Pour Monsieur Alexandre Fernandez Toro, responsable de la sécurité des systèmes d’information de Véolia, ces fondamentaux s’appliquent en fonction des contextes : “Chez Véolia, nos systèmes distribuent de l’eau potable, donc la sécurisation des systèmes est un véritable enjeu de santé publique”.
Une fois que le réseau est sécurisé, il faut que les systèmes à l’intérieur soient aussi sécurisés par ceux qui les exploitent. Certaines prestations sont externalisées et sont payées au forfait. Elles ont un coût. Elles prennent du temps. “Il faut compter trois ans, voire quatre, pour sécuriser un réseau”, a indiqué M. Fernandez-Toro. “Non pas quatre ans effectifs, bien sûr, mais parce qu’on ne peut pas freiner la production”.

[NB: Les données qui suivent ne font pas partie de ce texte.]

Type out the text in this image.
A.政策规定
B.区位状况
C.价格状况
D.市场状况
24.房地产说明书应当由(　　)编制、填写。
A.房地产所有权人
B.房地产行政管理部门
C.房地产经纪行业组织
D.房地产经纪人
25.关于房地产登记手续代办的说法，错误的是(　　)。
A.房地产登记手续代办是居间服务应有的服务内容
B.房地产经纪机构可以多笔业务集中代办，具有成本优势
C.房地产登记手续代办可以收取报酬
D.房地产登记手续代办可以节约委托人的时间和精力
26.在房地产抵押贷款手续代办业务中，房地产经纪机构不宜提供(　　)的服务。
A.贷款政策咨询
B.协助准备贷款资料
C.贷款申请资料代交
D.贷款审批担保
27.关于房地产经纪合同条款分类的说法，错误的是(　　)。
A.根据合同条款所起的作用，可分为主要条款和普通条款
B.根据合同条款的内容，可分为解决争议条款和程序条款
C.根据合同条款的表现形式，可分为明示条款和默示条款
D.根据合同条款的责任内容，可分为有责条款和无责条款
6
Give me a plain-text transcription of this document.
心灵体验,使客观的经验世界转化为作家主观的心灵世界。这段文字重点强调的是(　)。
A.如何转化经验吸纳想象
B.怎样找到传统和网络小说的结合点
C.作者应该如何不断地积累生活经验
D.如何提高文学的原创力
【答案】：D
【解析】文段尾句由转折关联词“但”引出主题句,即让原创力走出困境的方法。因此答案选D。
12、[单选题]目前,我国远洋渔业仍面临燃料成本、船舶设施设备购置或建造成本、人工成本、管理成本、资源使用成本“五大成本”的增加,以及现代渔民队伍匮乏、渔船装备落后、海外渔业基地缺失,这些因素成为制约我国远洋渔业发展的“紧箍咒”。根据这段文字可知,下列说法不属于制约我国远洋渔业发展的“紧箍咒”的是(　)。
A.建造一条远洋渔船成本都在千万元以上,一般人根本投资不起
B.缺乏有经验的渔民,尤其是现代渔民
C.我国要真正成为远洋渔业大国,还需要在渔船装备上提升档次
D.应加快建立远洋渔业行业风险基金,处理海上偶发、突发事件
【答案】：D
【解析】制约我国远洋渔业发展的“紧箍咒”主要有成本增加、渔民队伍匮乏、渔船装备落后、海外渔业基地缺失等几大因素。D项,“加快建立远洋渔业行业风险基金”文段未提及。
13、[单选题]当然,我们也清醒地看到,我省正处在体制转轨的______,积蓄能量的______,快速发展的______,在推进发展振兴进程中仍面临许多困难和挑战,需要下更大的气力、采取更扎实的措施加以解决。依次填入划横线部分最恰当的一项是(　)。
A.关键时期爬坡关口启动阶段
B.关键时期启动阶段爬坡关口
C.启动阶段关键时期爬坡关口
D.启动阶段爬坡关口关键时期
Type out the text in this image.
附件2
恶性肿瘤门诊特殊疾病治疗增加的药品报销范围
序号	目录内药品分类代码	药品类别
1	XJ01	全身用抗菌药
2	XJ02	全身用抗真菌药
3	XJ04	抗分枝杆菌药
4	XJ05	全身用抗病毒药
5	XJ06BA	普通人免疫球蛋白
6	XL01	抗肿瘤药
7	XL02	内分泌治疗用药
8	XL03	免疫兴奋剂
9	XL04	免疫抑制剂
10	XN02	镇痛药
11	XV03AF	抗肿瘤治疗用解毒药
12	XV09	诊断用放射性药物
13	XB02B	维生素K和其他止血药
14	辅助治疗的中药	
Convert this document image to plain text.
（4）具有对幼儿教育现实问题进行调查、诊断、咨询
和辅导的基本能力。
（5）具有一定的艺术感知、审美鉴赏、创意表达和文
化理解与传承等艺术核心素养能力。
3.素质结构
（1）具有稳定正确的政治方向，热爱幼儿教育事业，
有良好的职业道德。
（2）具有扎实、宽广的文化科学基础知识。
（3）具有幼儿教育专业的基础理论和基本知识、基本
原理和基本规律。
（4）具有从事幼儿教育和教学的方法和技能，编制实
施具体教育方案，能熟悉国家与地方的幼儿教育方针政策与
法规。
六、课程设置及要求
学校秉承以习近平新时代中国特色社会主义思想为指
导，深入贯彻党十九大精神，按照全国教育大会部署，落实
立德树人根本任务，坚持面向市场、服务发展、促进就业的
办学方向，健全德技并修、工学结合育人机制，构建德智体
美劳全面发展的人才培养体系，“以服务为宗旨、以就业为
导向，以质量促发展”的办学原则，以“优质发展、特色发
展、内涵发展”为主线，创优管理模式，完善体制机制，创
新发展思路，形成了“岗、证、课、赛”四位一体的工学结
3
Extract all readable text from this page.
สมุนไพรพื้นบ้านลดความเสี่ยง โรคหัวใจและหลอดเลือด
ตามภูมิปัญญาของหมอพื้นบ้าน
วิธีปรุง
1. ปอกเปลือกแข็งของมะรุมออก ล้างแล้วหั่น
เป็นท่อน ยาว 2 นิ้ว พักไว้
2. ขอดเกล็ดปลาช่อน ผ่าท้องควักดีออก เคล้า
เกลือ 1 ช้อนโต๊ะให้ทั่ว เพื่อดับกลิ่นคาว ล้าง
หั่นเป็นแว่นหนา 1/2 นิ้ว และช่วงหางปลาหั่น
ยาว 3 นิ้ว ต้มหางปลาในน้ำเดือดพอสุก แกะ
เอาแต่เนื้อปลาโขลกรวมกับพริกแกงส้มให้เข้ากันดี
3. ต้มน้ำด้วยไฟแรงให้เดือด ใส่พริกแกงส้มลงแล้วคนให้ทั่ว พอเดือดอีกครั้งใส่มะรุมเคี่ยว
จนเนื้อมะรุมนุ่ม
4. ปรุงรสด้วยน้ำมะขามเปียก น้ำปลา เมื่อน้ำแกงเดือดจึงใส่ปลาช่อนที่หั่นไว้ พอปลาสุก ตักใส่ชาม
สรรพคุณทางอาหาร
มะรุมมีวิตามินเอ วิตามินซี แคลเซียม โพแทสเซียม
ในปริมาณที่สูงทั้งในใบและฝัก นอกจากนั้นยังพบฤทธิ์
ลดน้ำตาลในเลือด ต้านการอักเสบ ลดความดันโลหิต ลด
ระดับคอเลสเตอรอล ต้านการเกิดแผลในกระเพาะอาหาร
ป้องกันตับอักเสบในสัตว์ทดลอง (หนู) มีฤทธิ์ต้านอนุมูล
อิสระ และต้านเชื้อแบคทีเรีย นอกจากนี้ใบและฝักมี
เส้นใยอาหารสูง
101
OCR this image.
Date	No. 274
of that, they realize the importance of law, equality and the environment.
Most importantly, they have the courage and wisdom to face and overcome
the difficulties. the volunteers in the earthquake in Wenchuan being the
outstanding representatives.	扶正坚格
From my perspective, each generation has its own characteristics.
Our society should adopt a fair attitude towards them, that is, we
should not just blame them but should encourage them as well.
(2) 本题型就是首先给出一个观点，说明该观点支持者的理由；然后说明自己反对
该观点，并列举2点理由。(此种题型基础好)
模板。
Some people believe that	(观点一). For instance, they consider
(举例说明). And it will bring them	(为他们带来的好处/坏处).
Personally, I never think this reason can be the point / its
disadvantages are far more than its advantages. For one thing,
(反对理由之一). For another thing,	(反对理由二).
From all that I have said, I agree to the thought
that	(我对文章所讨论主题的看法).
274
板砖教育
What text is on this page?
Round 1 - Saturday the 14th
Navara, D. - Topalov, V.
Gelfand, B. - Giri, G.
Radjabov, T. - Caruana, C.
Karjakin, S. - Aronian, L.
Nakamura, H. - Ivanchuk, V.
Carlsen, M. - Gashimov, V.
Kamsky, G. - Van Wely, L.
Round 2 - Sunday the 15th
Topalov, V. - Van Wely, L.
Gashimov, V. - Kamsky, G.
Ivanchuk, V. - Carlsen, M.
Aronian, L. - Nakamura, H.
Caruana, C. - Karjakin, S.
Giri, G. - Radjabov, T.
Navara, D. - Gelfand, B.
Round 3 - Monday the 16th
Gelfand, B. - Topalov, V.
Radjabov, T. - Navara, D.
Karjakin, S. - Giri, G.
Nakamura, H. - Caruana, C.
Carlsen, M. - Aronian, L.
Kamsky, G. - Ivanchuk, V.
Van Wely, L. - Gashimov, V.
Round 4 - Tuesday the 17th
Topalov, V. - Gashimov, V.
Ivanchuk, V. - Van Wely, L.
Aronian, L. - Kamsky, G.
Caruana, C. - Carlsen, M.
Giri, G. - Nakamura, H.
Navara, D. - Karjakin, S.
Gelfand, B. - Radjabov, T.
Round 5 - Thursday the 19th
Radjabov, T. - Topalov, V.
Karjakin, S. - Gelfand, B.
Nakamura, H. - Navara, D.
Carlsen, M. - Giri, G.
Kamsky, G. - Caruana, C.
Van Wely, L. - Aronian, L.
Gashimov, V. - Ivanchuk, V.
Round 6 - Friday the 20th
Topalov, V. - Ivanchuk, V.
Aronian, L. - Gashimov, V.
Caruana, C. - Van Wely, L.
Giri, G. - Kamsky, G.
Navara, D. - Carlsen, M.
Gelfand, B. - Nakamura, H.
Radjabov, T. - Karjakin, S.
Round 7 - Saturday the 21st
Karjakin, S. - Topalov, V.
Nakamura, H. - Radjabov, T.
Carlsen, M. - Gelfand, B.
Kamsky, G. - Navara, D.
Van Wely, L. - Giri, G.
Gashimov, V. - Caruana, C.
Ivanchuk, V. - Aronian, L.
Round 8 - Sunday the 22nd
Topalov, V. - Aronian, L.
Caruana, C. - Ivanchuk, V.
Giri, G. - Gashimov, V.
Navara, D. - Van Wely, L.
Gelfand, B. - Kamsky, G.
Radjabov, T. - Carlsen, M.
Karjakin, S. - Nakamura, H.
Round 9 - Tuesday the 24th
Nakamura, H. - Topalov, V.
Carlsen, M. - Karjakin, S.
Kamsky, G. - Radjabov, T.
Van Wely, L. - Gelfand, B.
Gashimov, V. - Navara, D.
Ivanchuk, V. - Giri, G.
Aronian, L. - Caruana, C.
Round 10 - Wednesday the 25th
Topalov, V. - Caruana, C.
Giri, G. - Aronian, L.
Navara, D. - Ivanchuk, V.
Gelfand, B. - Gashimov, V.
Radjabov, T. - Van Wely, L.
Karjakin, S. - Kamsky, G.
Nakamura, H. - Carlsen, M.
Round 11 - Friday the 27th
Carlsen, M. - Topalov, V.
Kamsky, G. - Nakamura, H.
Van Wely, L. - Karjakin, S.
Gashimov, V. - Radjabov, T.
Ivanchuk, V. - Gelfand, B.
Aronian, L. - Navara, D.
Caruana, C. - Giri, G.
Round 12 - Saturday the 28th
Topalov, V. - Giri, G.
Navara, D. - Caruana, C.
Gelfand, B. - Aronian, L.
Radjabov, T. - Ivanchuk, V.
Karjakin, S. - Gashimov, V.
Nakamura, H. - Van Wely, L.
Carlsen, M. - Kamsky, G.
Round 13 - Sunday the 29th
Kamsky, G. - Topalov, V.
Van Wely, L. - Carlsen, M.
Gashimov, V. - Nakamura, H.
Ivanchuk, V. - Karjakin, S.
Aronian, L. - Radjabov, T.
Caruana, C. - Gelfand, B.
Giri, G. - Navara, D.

Même constat, et attaques en série, chez Orange, l’opérateur de télécommunications internet et mobiles. “Des attaques quotidiennes, permanentes” assure même Monsieur Laurent Londeix, Directeur Régional d’Orange Provence Côte d’Azur : “Aujourd’hui, l’expertise développée chez Orange cyberdéfense, nous souhaitons la partager avec les collectivités locales qui sont confrontées à des cyberattaques. En prenant du recul, on peut résumer les grandes phases du dispositif en les adaptant aux problématiques des communes. La première phase, c’est l’identification des données, la deuxième, c’est la protection, la troisième c’est la détection, c’est-à-dire la surveillance, en temps réel”.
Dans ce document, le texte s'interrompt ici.